Привычно читать тексты Пригова 1970—1980-х годов как насмешливую деконструкцию советского идеологического языка, тоже, кстати говоря, вещавшего «с точки зрения народа». Однако стоит задаться вопросом: детально разработанная Приговым логика пустоты и отсутствия, действительно ли она только советская? Или, может быть, – русская? Ведь камлает же Пригов (в духе прокурора из «Братьев Карамазовых») о русском человеке, который
«тоскует в месте своего пребывания о месте своего пребывания, но как бы в его чистом, идеальном, недостижимом образе. Тоскует он с точки зрения будущего, вечности, явленной ему как нечто недостаточное в окружении его и не могущее быть ничем восполненным. И переживается это как прирожденное сиротство, актуализирующееся конкретно и даже соматически при пространственных перемещениях. …Русский – изгой в доме своем. … Впереди русского – пропасть, позади – пропасть, по бокам – пропасти! Нету русскому человеку пристанища в этом мире! И берет русский человек пистолет в руку, или какое еще орудие мести самому себе, как существу временному и пространственно униженному, т.е. метафизически беспутному, и уходит на свою родину, вернее – Родину. Так вот гибнет русский человек за Родину, и нету слаще, как погибнуть за Родину!»

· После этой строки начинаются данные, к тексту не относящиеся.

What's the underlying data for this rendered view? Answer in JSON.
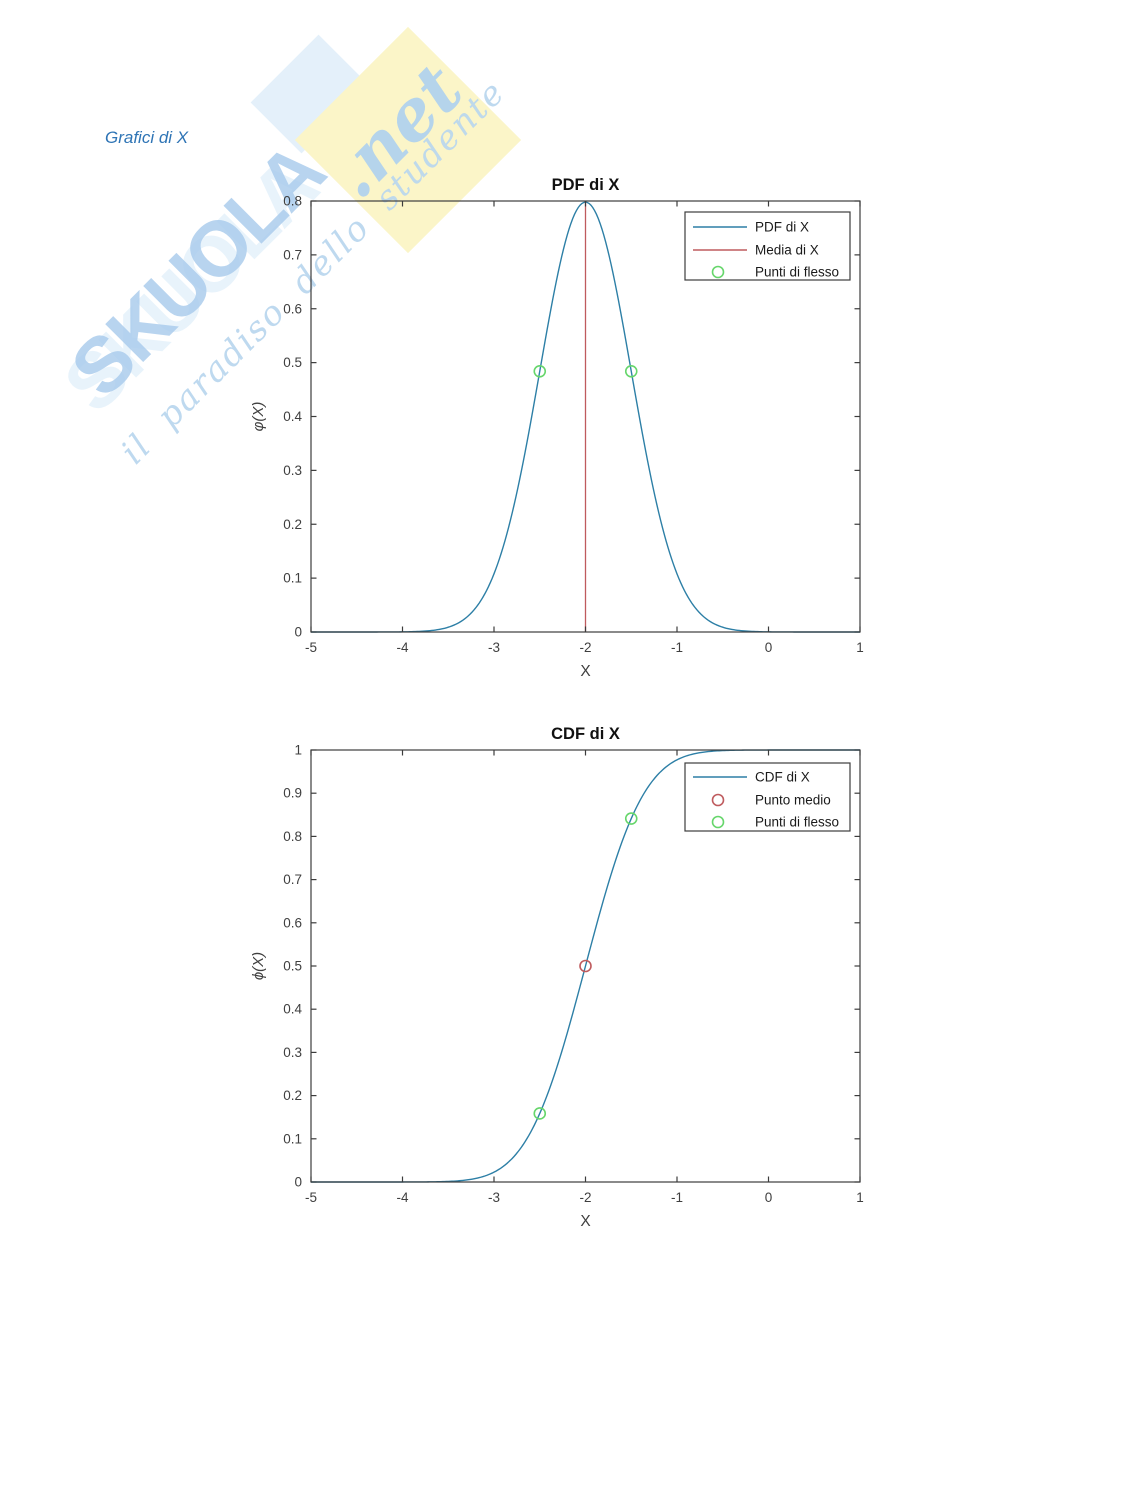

Нельзя не отметить дату текста «Что русскому здорово, то ему и смерть», из которого взята эта пространная цитата, – 1991 год. К этому времени Пригов, как и другие нонконформисты, выходит из андеграунда и начинает со все возрастающей интенсивностью путешествовать по белу свету. Не потому ли уже в 1995 году он пишет текст «Стратификации» (из него впоследствии вырастет целая книга «Уравнения и установления», 2001), в котором черты разных народов будут обсуждаться как «национальные особенности» пустоты. Выходит, то, что воспринималось как советское или русское, оказывается вполне универсальной (т.е. бессмысленной) характеристикой:
«Датчане смеются как люди, и если их принять за 1, то англичан можно обозначить как 0,9, французов – как 0,8, швейцарцев немецкоговорящих – как 0,6, немцев – как 0,2, итальянцев же опять как 0,85, русские могут понять на 0,5, а китайцы уже 1,2, демоны их –8, демоны остальные – 5, вампиры, оборотни, сосуны и вонючки – 2. Про ангелов не говорится. Святые, наверное, где-то на абсолютном нуле, но в иной классификации».